Amadeusz Skrzyniarz

Personal information
- Full name: Amadeusz Gabriel Skrzyniarz
- Date of birth: 7 July 1994 (age 30)
- Place of birth: Dzierżoniów, Poland
- Height: 1.84 m (6 ft 1⁄2 in)
- Position(s): Goalkeeper

Team information
- Current team: Millbrook

Youth career
- Orzeł Ząbkowice Śląskie
- 2008–2012: Zagłębie Lubin

Senior career*
- Years: Team / Apps / (Gls)
- 2012–2013: Zagłębie Lubin / 0 / (0)
- 2013: → MKS Kluczbork (loan) / 17 / (0)
- 2014: Chrobry Głogów / 19 / (0)
- 2015: Limanovia Limanowa / 7 / (0)
- 2015–2016: Romsey Town / 26 / (0)
- 2019–2022: AFC Totton / 7 / (0)
- 2021–2022: → Blackfield & Langley (loan) / 24 / (0)
- 2022: → Lymington Town (loan)
- 2022: Lymington Town
- 2022: AFC Portchester / 4 / (0)
- 2023: Bemerton Heath Harlequins / 1 / (0)
- 2023–2024: Brockenhurst / 22 / (0)
- 2024–: Millbrook / 5 / (0)

International career
- 2012: Poland U19 / 4 / (0)

= Amadeusz Skrzyniarz =

Polish footballer

Amadeusz Gabriel Skrzyniarz (born 7 July 1994) is a Polish footballer who plays as a goalkeeper for Millbrook.

==Career==
Skrzyniarz began his career in his native Poland, appearing five times in the I liga for Chrobry Głogów.

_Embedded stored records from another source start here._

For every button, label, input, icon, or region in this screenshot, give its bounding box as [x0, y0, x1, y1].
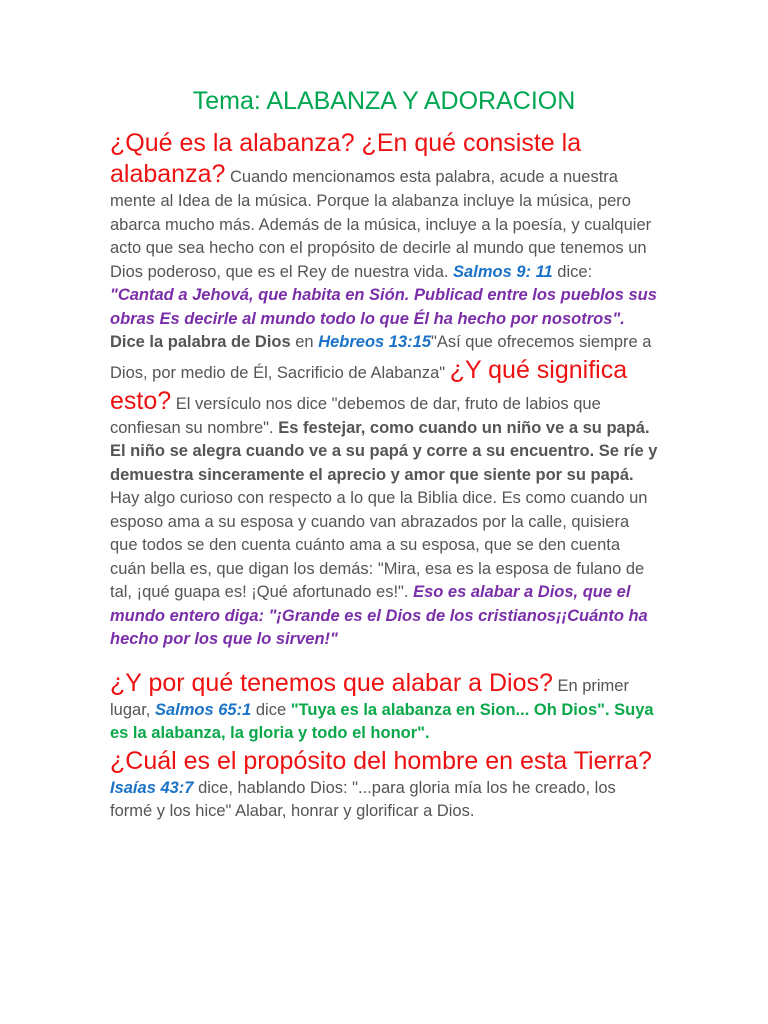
scripture-quote: "Cantad a Jehová, que habita en Sión. Publicad entre los pueblos sus obras Es decirle al mundo todo lo que Él ha hecho por nosotros".: [110, 286, 657, 328]
body-text: Cuando mencionamos esta palabra, acude a nuestra mente al Idea de la música. Porque la alabanza incluye la música, pero abarca mucho más. Además de la música, incluye a la poesía, y cualquier acto que sea hecho con el propósito de decirle al mundo que tenemos un Dios poderoso, que es el Rey de nuestra vida.: [110, 168, 652, 281]
bible-reference: Isaías 43:7: [110, 778, 194, 797]
body-text: dice:: [552, 262, 593, 281]
body-text: El versículo nos dice "debemos de dar, fruto de labios que confiesan su nombre".: [110, 394, 601, 437]
body-text: dice, hablando Dios: "...para gloria mía los he creado, los formé y los hice" Alabar, honrar y glorificar a Dios.: [110, 778, 616, 820]
bold-text: Dice la palabra de Dios: [110, 333, 291, 351]
bible-reference: Hebreos 13:15: [318, 333, 431, 351]
bible-reference: Salmos 9: 11: [453, 262, 553, 281]
body-text: Hay algo curioso con respecto a lo que la Biblia dice. Es como cuando un esposo ama a su esposa y cuando van abrazados por la calle, quisiera que todos se den cuenta cuánto ama a su esposa, que se den cuenta cuán bella es, que digan los demás: "Mira, esa es la esposa de fulano de tal, ¡qué guapa es! ¡Qué afortunado es!".: [110, 489, 648, 601]
question-heading: ¿Y por qué tenemos que alabar a Dios?: [110, 668, 553, 697]
question-heading: ¿Cuál es el propósito del hombre en esta Tierra?: [110, 746, 652, 775]
highlighted-quote: "Tuya es la alabanza en Sion... Oh Dios". Suya es la alabanza, la gloria y todo el honor".: [110, 700, 654, 742]
body-text: "Así que ofrecemos siempre a Dios, por medio de Él, Sacrificio de Alabanza": [110, 333, 652, 382]
document-page: [110, 84, 658, 824]
paragraph-why-praise: [110, 668, 658, 746]
scripture-quote: Eso es alabar a Dios, que el mundo entero diga: "¡Grande es el Dios de los cristianos¡¡Cuánto ha hecho por los que lo sirven!": [110, 583, 648, 648]
page-title: Tema: ALABANZA Y ADORACION: [192, 87, 576, 115]
bold-text: Es festejar, como cuando un niño ve a su papá. El niño se alegra cuando ve a su papá y corre a su encuentro. Se ríe y demuestra sinceramente el aprecio y amor que siente por su papá.: [110, 418, 658, 484]
question-heading: ¿Qué es la alabanza? ¿En qué consiste la alabanza?: [110, 129, 582, 188]
body-text: En primer lugar,: [110, 676, 629, 719]
bible-reference: Salmos 65:1: [154, 700, 252, 719]
paragraph-what-is-praise: [110, 128, 658, 652]
question-heading: ¿Y qué significa esto?: [110, 355, 628, 415]
body-text: en: [290, 333, 319, 351]
paragraph-purpose-of-man: [110, 746, 658, 824]
body-text: dice: [251, 700, 291, 719]
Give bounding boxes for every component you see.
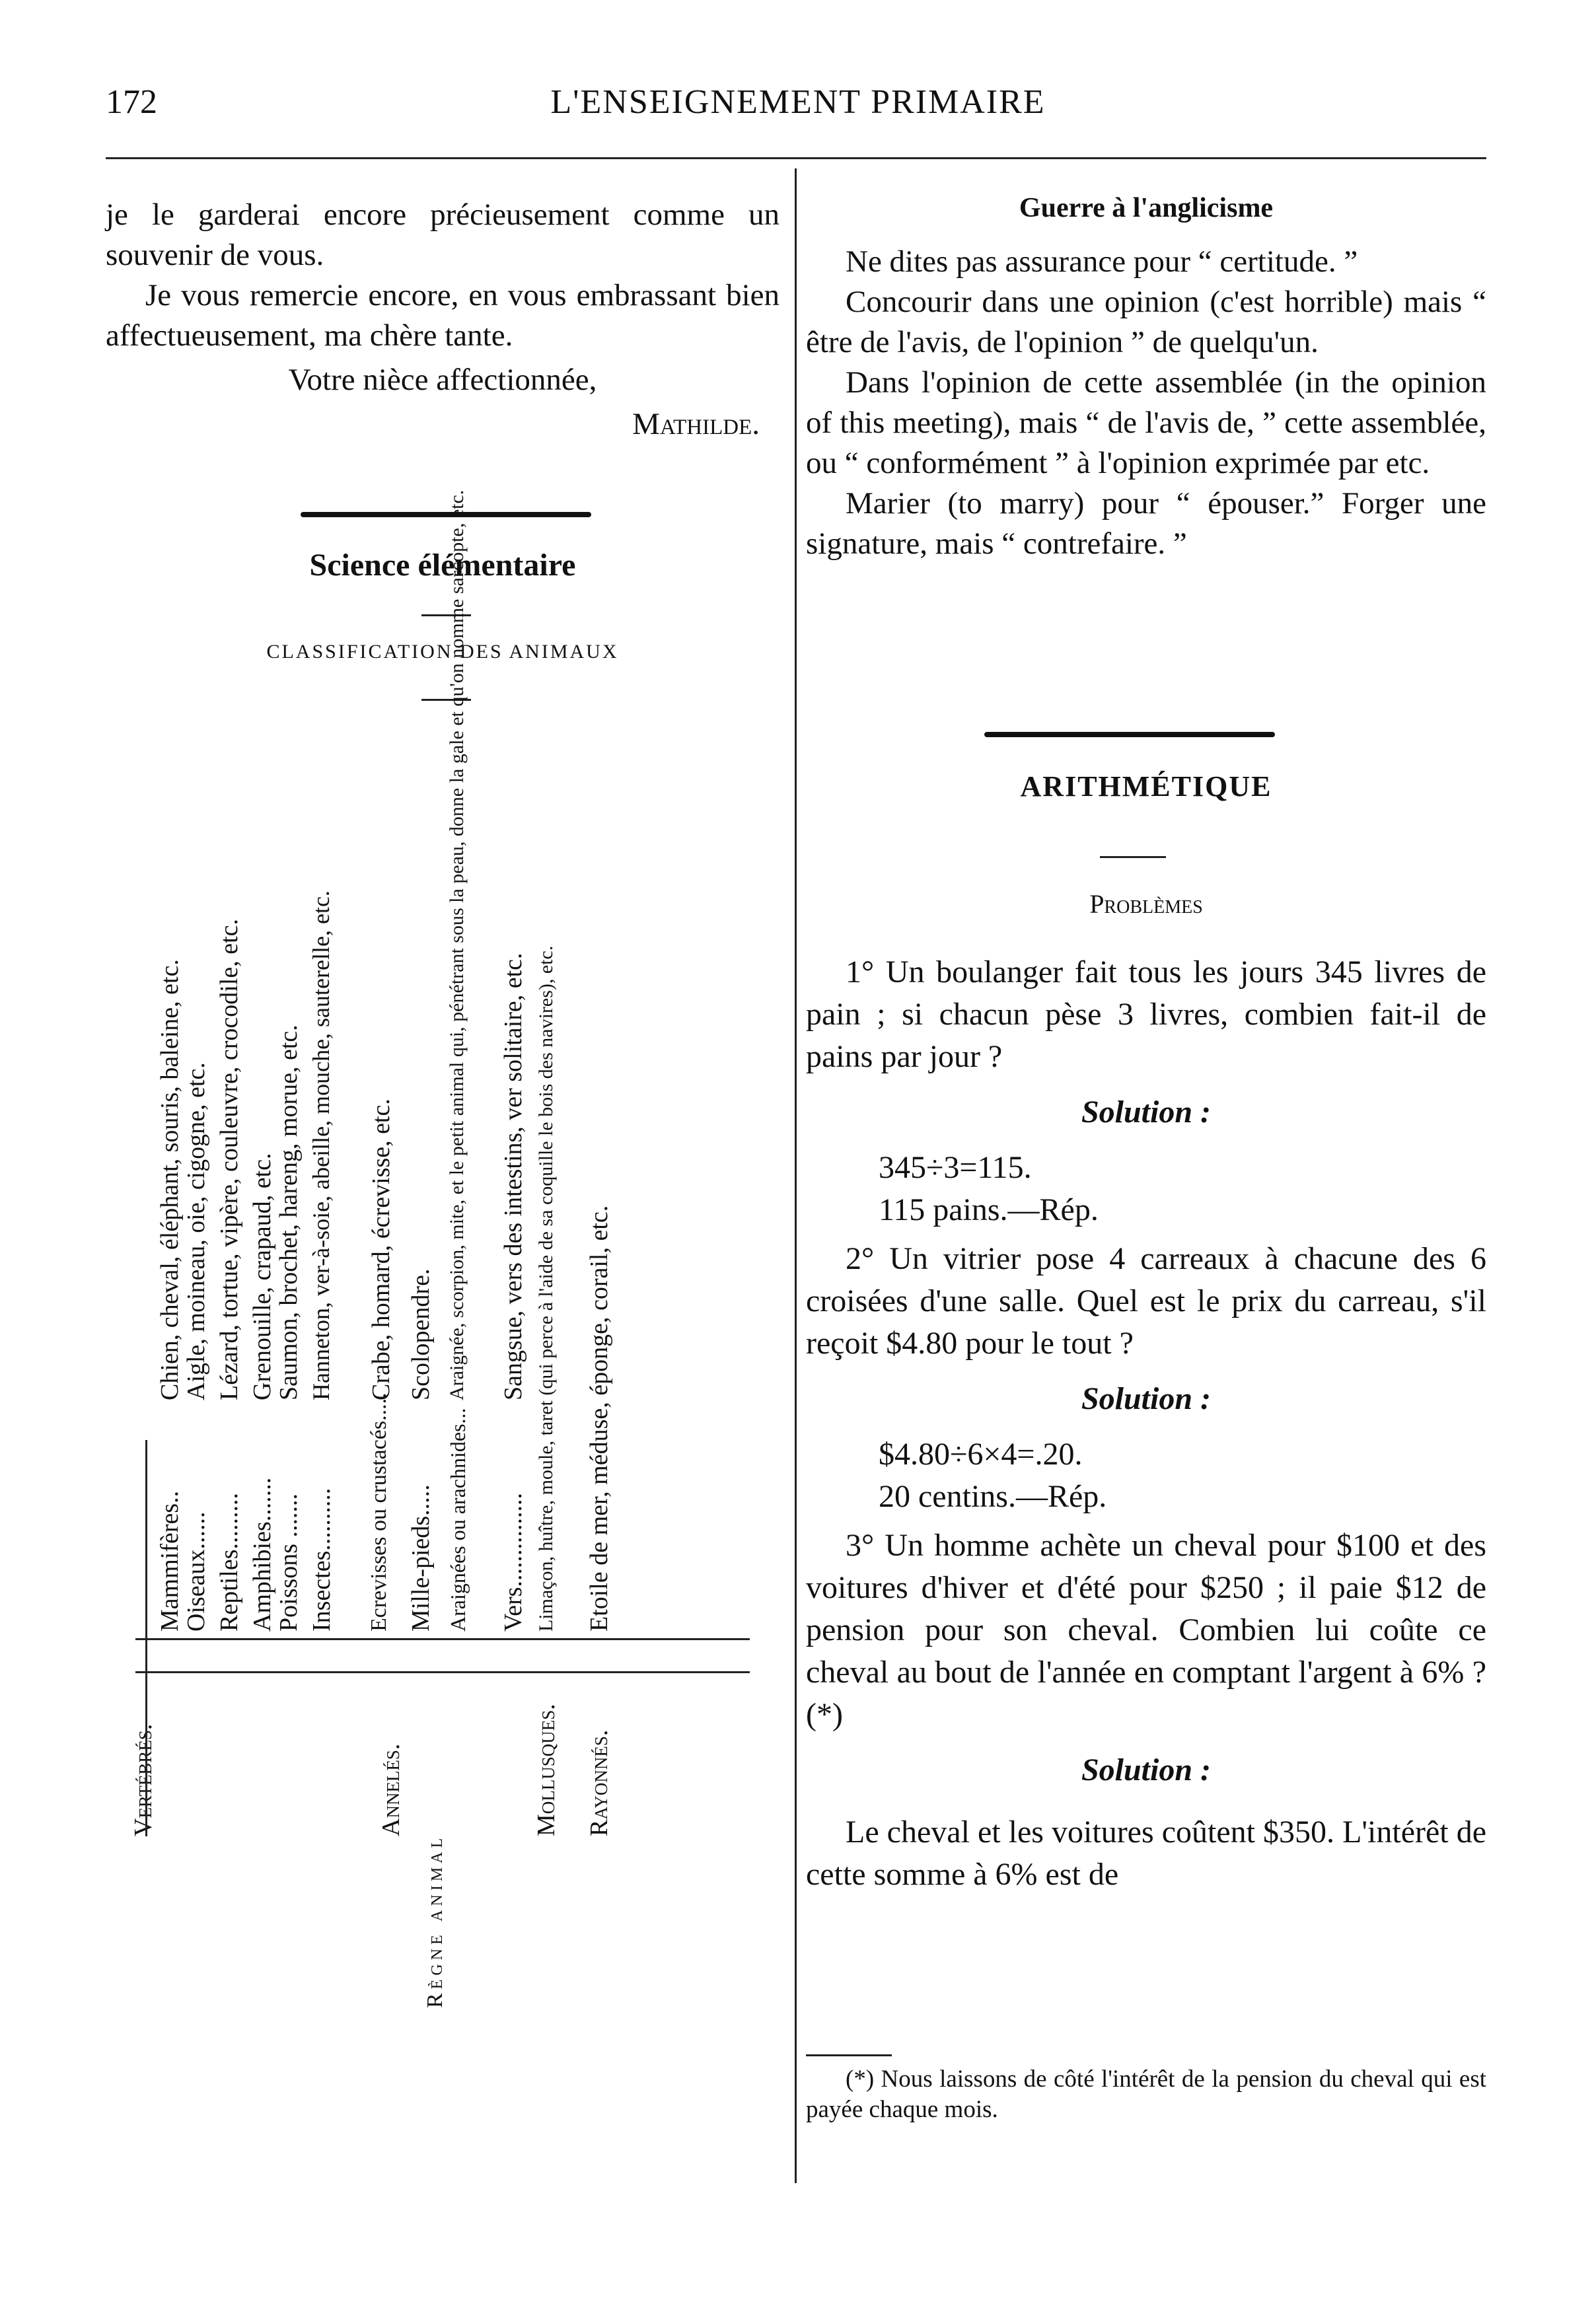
class-amphibies: Amphibies....... — [248, 1477, 276, 1632]
solution-3-label: Solution : — [1081, 1752, 1212, 1787]
footnote-rule — [806, 2054, 892, 2056]
right-column — [806, 188, 1486, 564]
page-number: 172 — [106, 83, 157, 121]
anglicisme-paragraph-2: Concourir dans une opinion (c'est horrible) mais “ être de l'avis, de l'opinion ” de quelqu'un. — [806, 285, 1486, 359]
column-divider — [795, 168, 797, 2183]
problem-3: 3° Un homme achète un cheval pour $100 et des voitures d'hiver et d'été pour $250 ; il paie $12 de pension pour son cheval. Combien lui coûte ce cheval au bout de l'année en comptant l'argent à 6% ? (*) — [806, 1528, 1486, 1732]
section-title-arithmetique: ARITHMÉTIQUE — [1020, 770, 1272, 803]
examples-mollusques: Limaçon, huître, moule, taret (qui perce à l'aide de sa coquille le bois des navires), etc. — [535, 945, 557, 1632]
solution-1-line-1: 345÷3=115. — [879, 1150, 1032, 1185]
arith-ornament — [984, 732, 1275, 737]
class-oiseaux: Oiseaux...... — [182, 1511, 210, 1632]
class-mille-pieds: Mille-pieds..... — [407, 1484, 435, 1632]
footnote — [806, 2064, 1486, 2125]
group-label-vertebres: Vertébrés. — [129, 1723, 157, 1836]
class-brace-rule — [135, 1638, 750, 1640]
class-mammiferes: Mammifères.. — [156, 1490, 184, 1632]
arith-rule — [1100, 856, 1166, 858]
group-label-mollusques: Mollusques. — [532, 1704, 560, 1836]
section-title-science: Science élémentaire — [309, 548, 576, 583]
group-brace-rule — [135, 1671, 750, 1673]
examples-poissons: Saumon, brochet, hareng, morue, etc. — [275, 1025, 303, 1400]
footnote-text: (*) Nous laissons de côté l'intérêt de la pension du cheval qui est payée chaque mois. — [806, 2066, 1486, 2123]
examples-insectes: Hanneton, ver-à-soie, abeille, mouche, sauterelle, etc. — [308, 890, 334, 1400]
solution-2-line-1: $4.80÷6×4=.20. — [879, 1437, 1083, 1472]
letter-paragraph-2: Je vous remercie encore, en vous embrassant bien affectueusement, ma chère tante. — [106, 278, 780, 353]
examples-rayonnes: Etoile de mer, méduse, éponge, corail, etc. — [585, 1205, 613, 1632]
group-label-rayonnes: Rayonnés. — [585, 1729, 613, 1836]
examples-amphibies: Grenouille, crapaud, etc. — [248, 1153, 276, 1400]
class-poissons: Poissons ....... — [275, 1493, 303, 1632]
examples-araignees: Araignée, scorpion, mite, et le petit animal qui, pénétrant sous la peau, donne la gale et qu'on nomme sarcopte, etc. — [446, 489, 468, 1400]
class-reptiles: Reptiles......... — [215, 1492, 243, 1632]
running-title: L'ENSEIGNEMENT PRIMAIRE — [550, 83, 1046, 121]
examples-vers: Sangsue, vers des intestins, ver solitaire, etc. — [499, 953, 527, 1400]
closing-line: Votre nièce affectionnée, — [288, 363, 597, 397]
problem-1: 1° Un boulanger fait tous les jours 345 livres de pain ; si chacun pèse 3 livres, combien fait-il de pains par jour ? — [806, 955, 1486, 1074]
examples-reptiles: Lézard, tortue, vipère, couleuvre, crocodile, etc. — [215, 918, 243, 1400]
section-title-anglicisme: Guerre à l'anglicisme — [1019, 193, 1274, 223]
class-vers: Vers............... — [499, 1492, 527, 1632]
solution-3-text: Le cheval et les voitures coûtent $350. L'intérêt de cette somme à 6% est de — [806, 1815, 1486, 1892]
problem-2: 2° Un vitrier pose 4 carreaux à chacune des 6 croisées d'une salle. Quel est le prix du carreau, s'il reçoit $4.80 pour le tout ? — [806, 1241, 1486, 1361]
class-araignees: Araignées ou arachnides... — [446, 1408, 470, 1632]
problems-block — [806, 951, 1486, 1896]
class-ecrevisses: Ecrevisses ou crustacés..... — [367, 1392, 391, 1632]
anglicisme-paragraph-3: Dans l'opinion de cette assemblée (in the opinion of this meeting), mais “ de l'avis de, ” cette assemblée, ou “ conformément ” à l'opinion exprimée par etc. — [806, 365, 1486, 480]
anglicisme-paragraph-1: Ne dites pas assurance pour “ certitude. ” — [846, 244, 1358, 279]
solution-1-label: Solution : — [1081, 1095, 1212, 1130]
solution-2-line-2: 20 centins.—Rép. — [879, 1479, 1107, 1514]
examples-mille-pieds: Scolopendre. — [407, 1268, 435, 1400]
left-column — [106, 195, 780, 445]
kingdom-label: Règne animal — [423, 1834, 447, 2008]
examples-ecrevisses: Crabe, homard, écrevisse, etc. — [367, 1099, 395, 1400]
solution-2-label: Solution : — [1081, 1381, 1212, 1416]
class-insectes: Insectes.......... — [308, 1488, 336, 1632]
group-label-anneles: Annelés. — [377, 1743, 405, 1836]
solution-1-line-2: 115 pains.—Rép. — [879, 1192, 1099, 1227]
page-header — [0, 83, 1596, 129]
problems-title: Problèmes — [1089, 889, 1203, 919]
anglicisme-paragraph-4: Marier (to marry) pour “ épouser.” Forger une signature, mais “ contrefaire. ” — [806, 486, 1486, 561]
examples-oiseaux: Aigle, moineau, oie, cigogne, etc. — [182, 1062, 210, 1400]
header-rule — [106, 157, 1486, 159]
classification-subtitle: CLASSIFICATION DES ANIMAUX — [266, 641, 619, 663]
signature: Mathilde. — [632, 407, 760, 441]
letter-paragraph-1: je le garderai encore précieusement comme un souvenir de vous. — [106, 198, 780, 272]
examples-mammiferes: Chien, cheval, éléphant, souris, baleine, etc. — [156, 959, 184, 1400]
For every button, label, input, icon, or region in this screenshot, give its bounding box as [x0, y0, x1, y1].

In October 2015, Skryzniarz signed for Romsey Town in England. In October 2019, Skrzyniarz signed for AFC Totton. In June 2021, he joined Wessex League side Blackfield & Langley on a season-long loan deal. In the summer of 2022, Skrzyniarz joined Southern League Division One South side Lymington Town on a permanent deal, having spent time on loan at the club during the previous season. A few months later, he joined AFC Portchester. On 30 June 2023, Skrzyniarz joined newly-promoted Southern League side Bemerton Heath Harlequins. Later in the season he joined Brockenhurst before signing for Millbrook in the summer of 2024.